У меня ноют ноги. Дверь в комнату не притворена, мне холодно, тоскливо и обидно среди этих людей. Лгать им — я не могу, я не хуже их.
Соображаю: если они — эти — знают моё настоящее имя, стало быть, Кузин тут ни при чём, а провалился я как-то случайно, что-нибудь напутали брат и сестра Сусловы, и это хорошо, что я буду около Кузина завтра же.
Ротмистр кричит, потрясая тремя бородами:
— Я спрашиваю — это ты бывший штабный писарь Т-го резервного батальона Николай Смирнов?
— Трофимов я, Егор Петров.
Кричит грозно:
— Врёшь!
Очень легко сердится оно, начальство.
Маленький офицерик оглядывает меня, раскрыв рот, как голодный вороний птенец, нижние чины смотрят строго и внимательно. Ротмистр пишет. Скрипит перо, царапая меня по сердцу.

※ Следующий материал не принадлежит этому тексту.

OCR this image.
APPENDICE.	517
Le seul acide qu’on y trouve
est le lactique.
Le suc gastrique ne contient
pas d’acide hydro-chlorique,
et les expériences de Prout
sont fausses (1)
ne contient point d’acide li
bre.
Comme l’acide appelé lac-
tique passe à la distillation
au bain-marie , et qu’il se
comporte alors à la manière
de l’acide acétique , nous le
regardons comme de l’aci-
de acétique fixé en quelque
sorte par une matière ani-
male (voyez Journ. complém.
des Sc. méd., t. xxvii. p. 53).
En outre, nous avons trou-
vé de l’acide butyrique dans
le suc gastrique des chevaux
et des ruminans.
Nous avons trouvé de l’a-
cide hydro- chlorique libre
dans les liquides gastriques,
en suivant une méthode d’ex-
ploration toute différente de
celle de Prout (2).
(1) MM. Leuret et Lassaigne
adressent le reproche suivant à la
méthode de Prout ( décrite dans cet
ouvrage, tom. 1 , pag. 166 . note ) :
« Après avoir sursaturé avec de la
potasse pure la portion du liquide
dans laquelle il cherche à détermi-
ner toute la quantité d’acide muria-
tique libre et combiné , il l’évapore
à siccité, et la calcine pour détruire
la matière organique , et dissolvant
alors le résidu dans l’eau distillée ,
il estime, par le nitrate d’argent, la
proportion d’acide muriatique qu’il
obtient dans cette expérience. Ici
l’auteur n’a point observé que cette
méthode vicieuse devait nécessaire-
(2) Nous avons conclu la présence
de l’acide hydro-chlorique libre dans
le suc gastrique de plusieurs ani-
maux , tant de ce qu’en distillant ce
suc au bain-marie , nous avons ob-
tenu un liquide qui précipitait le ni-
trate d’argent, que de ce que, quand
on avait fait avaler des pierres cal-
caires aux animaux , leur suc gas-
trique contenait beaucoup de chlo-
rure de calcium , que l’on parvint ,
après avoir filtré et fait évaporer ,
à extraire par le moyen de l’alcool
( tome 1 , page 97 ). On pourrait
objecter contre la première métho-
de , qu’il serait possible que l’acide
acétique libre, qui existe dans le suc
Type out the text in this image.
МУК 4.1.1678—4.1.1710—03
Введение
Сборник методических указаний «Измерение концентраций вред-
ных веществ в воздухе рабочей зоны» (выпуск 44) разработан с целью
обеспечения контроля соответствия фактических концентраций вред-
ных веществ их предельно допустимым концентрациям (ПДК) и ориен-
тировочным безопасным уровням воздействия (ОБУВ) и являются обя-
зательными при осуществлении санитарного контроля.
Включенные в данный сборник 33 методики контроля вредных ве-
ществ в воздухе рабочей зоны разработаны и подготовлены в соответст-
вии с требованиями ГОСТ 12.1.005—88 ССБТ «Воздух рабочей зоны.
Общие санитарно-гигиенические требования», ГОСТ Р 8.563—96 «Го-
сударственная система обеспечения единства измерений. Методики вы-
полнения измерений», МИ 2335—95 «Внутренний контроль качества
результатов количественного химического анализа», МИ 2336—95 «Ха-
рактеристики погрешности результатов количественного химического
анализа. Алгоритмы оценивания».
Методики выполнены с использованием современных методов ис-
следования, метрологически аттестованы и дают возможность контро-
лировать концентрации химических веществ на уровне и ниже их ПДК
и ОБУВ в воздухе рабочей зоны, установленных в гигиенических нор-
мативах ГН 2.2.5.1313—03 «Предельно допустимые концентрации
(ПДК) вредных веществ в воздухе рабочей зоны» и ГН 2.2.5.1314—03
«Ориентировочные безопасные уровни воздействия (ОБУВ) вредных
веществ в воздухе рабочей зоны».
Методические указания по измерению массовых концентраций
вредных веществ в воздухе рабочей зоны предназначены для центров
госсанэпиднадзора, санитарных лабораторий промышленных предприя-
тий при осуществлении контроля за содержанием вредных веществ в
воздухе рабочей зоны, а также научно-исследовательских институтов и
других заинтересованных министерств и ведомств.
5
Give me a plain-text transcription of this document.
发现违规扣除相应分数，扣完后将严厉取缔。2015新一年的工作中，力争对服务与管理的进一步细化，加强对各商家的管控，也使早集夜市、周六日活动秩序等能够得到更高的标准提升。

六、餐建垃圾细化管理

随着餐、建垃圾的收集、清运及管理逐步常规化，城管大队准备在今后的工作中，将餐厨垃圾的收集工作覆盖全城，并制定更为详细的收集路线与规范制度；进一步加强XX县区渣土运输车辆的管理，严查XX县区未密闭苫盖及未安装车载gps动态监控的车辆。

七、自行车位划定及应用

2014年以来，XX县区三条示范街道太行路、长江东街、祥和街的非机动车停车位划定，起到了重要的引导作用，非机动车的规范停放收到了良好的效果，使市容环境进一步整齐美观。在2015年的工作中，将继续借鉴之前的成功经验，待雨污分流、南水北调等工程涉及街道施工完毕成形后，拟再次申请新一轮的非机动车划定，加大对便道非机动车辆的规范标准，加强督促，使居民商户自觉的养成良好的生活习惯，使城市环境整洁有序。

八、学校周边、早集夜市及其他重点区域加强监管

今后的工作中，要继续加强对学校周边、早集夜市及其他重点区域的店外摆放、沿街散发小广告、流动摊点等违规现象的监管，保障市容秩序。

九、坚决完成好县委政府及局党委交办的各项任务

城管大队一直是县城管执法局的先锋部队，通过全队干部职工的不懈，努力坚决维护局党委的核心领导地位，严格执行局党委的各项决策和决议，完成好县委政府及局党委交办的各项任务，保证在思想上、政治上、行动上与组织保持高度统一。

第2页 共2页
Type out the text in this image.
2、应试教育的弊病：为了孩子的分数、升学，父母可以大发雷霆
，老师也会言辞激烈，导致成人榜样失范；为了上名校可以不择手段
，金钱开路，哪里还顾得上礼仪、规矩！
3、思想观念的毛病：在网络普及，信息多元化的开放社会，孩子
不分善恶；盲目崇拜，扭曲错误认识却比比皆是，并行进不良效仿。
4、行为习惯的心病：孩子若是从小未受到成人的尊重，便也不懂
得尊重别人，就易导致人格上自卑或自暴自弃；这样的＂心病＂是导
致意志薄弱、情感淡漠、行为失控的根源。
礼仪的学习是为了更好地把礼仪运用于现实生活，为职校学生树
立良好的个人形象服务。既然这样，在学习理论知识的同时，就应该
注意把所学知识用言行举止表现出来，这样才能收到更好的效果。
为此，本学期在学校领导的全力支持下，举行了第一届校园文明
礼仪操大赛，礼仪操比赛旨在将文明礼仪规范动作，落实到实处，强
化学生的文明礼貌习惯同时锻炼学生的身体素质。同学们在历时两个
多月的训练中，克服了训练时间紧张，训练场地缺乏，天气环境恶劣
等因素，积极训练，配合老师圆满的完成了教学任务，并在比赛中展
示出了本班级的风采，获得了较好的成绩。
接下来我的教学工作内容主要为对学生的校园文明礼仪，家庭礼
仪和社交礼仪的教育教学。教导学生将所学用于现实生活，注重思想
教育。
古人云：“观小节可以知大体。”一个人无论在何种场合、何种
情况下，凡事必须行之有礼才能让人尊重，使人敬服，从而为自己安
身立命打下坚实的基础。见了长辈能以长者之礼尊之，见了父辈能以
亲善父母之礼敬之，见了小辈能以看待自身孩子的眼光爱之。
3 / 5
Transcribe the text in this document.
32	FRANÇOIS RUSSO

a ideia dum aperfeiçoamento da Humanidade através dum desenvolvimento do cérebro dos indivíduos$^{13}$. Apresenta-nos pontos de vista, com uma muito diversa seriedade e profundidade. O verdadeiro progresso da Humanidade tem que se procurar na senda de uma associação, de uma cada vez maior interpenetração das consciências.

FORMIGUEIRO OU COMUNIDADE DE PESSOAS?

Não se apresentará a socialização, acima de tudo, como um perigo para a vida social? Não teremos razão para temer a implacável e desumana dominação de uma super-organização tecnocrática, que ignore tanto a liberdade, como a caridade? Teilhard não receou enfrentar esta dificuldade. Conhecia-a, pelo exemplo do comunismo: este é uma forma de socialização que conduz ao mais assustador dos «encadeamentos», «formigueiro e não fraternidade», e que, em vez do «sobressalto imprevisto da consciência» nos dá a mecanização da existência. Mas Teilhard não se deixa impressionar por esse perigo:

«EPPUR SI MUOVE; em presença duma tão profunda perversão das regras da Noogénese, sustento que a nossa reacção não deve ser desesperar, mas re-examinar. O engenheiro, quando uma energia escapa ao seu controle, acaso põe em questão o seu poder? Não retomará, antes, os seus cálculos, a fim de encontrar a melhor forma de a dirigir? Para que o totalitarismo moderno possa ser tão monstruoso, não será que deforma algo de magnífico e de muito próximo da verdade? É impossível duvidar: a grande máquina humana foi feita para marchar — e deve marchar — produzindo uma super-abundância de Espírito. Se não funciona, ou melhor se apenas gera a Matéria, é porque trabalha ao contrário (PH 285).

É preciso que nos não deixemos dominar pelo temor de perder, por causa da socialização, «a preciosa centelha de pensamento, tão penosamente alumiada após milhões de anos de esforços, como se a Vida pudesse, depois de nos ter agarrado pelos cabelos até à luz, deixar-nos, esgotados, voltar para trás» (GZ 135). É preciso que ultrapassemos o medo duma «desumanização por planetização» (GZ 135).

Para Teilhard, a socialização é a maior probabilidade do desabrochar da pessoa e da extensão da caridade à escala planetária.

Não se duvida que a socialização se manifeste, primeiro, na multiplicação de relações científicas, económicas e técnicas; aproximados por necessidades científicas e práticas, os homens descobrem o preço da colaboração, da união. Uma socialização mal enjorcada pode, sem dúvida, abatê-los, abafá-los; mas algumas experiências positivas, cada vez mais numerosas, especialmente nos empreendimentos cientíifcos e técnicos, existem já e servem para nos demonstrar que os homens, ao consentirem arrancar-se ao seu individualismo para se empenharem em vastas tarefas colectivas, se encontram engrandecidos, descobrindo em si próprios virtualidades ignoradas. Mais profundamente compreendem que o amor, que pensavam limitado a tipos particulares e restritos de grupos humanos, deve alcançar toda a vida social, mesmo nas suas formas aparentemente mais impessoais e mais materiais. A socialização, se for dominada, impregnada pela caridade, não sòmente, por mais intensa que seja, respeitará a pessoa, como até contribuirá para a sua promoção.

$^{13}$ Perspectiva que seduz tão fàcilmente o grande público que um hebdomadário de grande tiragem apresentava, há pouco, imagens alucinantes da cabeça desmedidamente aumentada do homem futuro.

На рассвете мы шагали в город — я, Гнедой и пятеро конвойных, а всё остальное начальство поехало куда-то дальше.
Идти трудно. Густо падают хлопья снега, и мы барахтаемся в нём, как мухи в молоке. Сквозь белую муть то справа, то слева тёмными намёками плывут встречу нам кусты, деревья, бугры ещё не засыпанной снегом земли.
Солдаты не выспались, голодны и злы, орут на нас, толкаются прикладами; Гнедой зуб за зуб с ними, и раза два его ударили, больно, должно быть.
Он буянит: размахивает руками, кричит, плюётся, в рот ему попадает снег.
— Я сам солдат! Солдат должен правду защищать!
— Поговори! — грозно предупреждает его один конвойный, а другой насмешливо спрашивает:
— Какую?
— Такую! Всеобщую правду! А вы — Кузьку богача, мироеда защищаете!
— Дай ему по башке, Ряднов!
Это надо прекратить.
— Земляки, — убеждающе говорю я, — не на то вы сердитесь, на что нужно…
— Разговаривай! — рычит солдат.
— Изволь! С разумными людьми говорить приятно. Сердиться нужно на то, что не дали вам подвод, а заставили шагать пешком…
— Из-за кого? Из-за вас, чертей!
— Не дали ни чаю попить, ни поесть, ни выспаться…
— Это он верно говорит! — отозвался солдат сзади меня.